Nighttime was my research time, when I would breastfeed him, I would do research on the internet on my tablet which just fit next to him on the breastfeeding pillow and inform myself on all there is to know about babies and reading up on other parents’ experiences. Looking at how Cesar had been behaving and the research I had done, I decided that I wanted to try giving him probiotics to assist with his digestive system which was still busy kick-starting. After about three days of giving him probiotics suitable for babies, the extensive crying sessions ceased and he seemed a lot more comfortable within his body and we haven’t had such crying sessions since.

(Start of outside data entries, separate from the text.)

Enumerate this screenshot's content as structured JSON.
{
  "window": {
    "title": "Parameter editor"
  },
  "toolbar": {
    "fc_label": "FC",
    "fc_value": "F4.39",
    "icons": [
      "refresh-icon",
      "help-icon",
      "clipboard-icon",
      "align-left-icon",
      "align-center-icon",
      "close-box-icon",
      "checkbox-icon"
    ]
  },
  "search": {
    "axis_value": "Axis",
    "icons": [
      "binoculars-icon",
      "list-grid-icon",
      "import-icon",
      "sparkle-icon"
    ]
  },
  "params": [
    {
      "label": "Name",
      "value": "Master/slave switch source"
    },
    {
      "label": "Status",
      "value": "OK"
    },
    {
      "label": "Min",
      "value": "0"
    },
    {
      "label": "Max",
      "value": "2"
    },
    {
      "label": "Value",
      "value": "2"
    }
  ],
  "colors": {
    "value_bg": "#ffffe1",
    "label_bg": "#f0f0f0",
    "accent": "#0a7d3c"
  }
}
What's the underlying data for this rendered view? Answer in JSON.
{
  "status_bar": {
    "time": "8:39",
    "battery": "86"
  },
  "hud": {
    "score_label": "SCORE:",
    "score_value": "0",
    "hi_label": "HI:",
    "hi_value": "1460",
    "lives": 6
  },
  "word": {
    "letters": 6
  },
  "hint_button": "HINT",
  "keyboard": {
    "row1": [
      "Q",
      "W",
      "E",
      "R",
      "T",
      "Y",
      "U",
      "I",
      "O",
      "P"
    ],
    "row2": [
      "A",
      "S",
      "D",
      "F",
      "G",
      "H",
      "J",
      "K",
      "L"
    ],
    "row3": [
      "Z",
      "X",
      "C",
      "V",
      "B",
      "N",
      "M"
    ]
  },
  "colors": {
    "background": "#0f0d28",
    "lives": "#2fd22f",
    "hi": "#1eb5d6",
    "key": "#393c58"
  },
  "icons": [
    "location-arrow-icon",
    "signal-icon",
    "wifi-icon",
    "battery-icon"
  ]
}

It’s quite interesting to see how doctors give things names without really having a clue what it exactly entails. They just label some behavior with a particular name without having any idea what the cause is and what correction needs to take place. In terms of the colic point it’s pretty stupid, because I mean, the only way babies can communicate in the early stages is through crying – and when they’re in a lot of pain and discomfort, well all they can do is cry a lot to express this / let it out. So when you are told that ‘your baby has colic/is colicky’, you’re basically just being told “oh your baby cries a lot and we don’t know why”.
From what I have read up on, different babies display colicky behavior for different reasons – and it’s quite a story to pinpoint exactly what the point is which needs to be addressed and re-aligned.

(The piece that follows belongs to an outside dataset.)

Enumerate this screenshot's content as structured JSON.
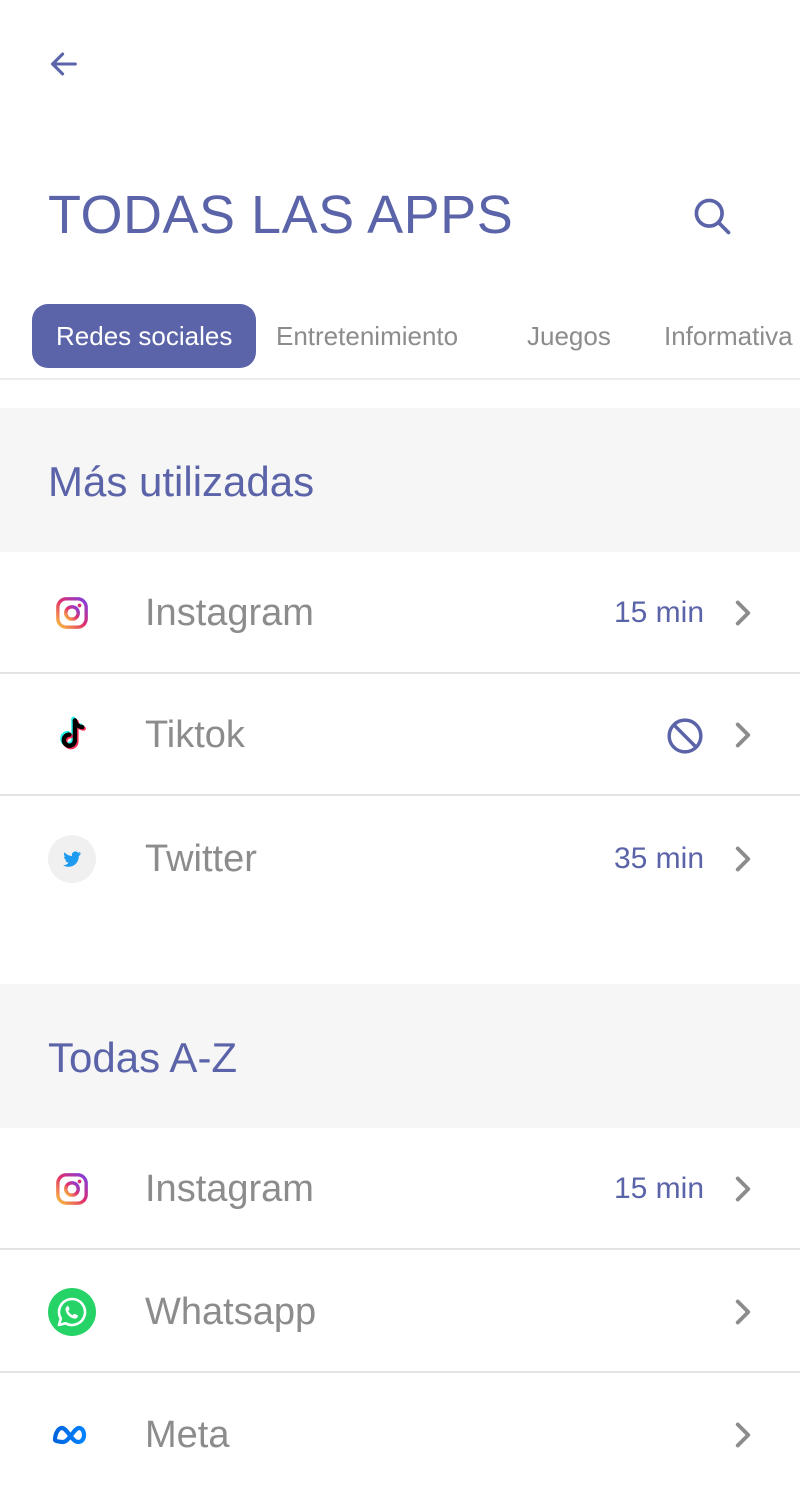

I think we’ve just come up with the name ‘colic’ so that we can give behavior that we cannot explain a name, to make it seem as if we can explain it. So that when you don’t know what the hell is going on with your baby and he is crying a lot, you can just tell yourself that ‘oh he is colic’ and not feel completely ‘out of control’ so to speak. And I mean, labeling excessive crying behavior with a name as if it’s some medical condition – and then saying that you don’t know where it comes from or what to do about it – immediately gives a message to parents that they don’t need to look further or investigate this behavior because: we already know there’s nothing you can do about it.
It keeps amazing me how little we really know about babies and their development. I thought, you know, living in 2014 and all – that after centuries and centuries of baby rearing as one of the most basic activities there is within the context of the family unit being the cornerstone of society – that we’d be pretty baby savvy. But nope – almost every single point I look up, whether it’s a behavior point such as the colic or a physical point such as say cradle cap – the answer is ‘we don’t know – but we think it might be so and so’. And that sentence just keeps popping up over and over ‘we don’t know’ followed by an opinion and then making it seem like that opinion is fact.

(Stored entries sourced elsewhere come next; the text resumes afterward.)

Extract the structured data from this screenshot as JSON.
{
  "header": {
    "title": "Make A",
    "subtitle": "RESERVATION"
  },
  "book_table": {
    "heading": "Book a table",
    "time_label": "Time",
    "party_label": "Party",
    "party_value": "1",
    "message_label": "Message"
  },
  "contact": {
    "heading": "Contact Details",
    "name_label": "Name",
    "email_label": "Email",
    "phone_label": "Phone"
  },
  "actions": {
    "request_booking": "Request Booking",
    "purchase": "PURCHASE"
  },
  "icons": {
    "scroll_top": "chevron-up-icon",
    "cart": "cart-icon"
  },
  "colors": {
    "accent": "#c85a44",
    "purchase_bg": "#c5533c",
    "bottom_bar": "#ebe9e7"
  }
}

During the first weeks, maybe even first two months – all I did was reading up on things, because it was clear that there was no consensus whatsoever on anything. What was clear however, was that there were definitive ‘camps’ – where you had particular parenting styles / opinions that were very prominent, and that depending on who you are talking to and what ‘camp’ they’re from – you’ll get a different answer, one that fits in with their parenting beliefs. And it kind of sucks, because when you go see a professional like say a pediatrician – you trust their assessment because you believe that their recommendations are based on their medical expertise and they act like it too – while actually they’re coming from their own belief systems. Whenever we would go for our check up with Cesar, I’d listen and consider what the pediatrician was saying but made sure to cross-reference with other sources and then decide whether or not to follow up on her advice/prescriptions or not.
So even though we live in the Age of Information, we actually don’t know shit.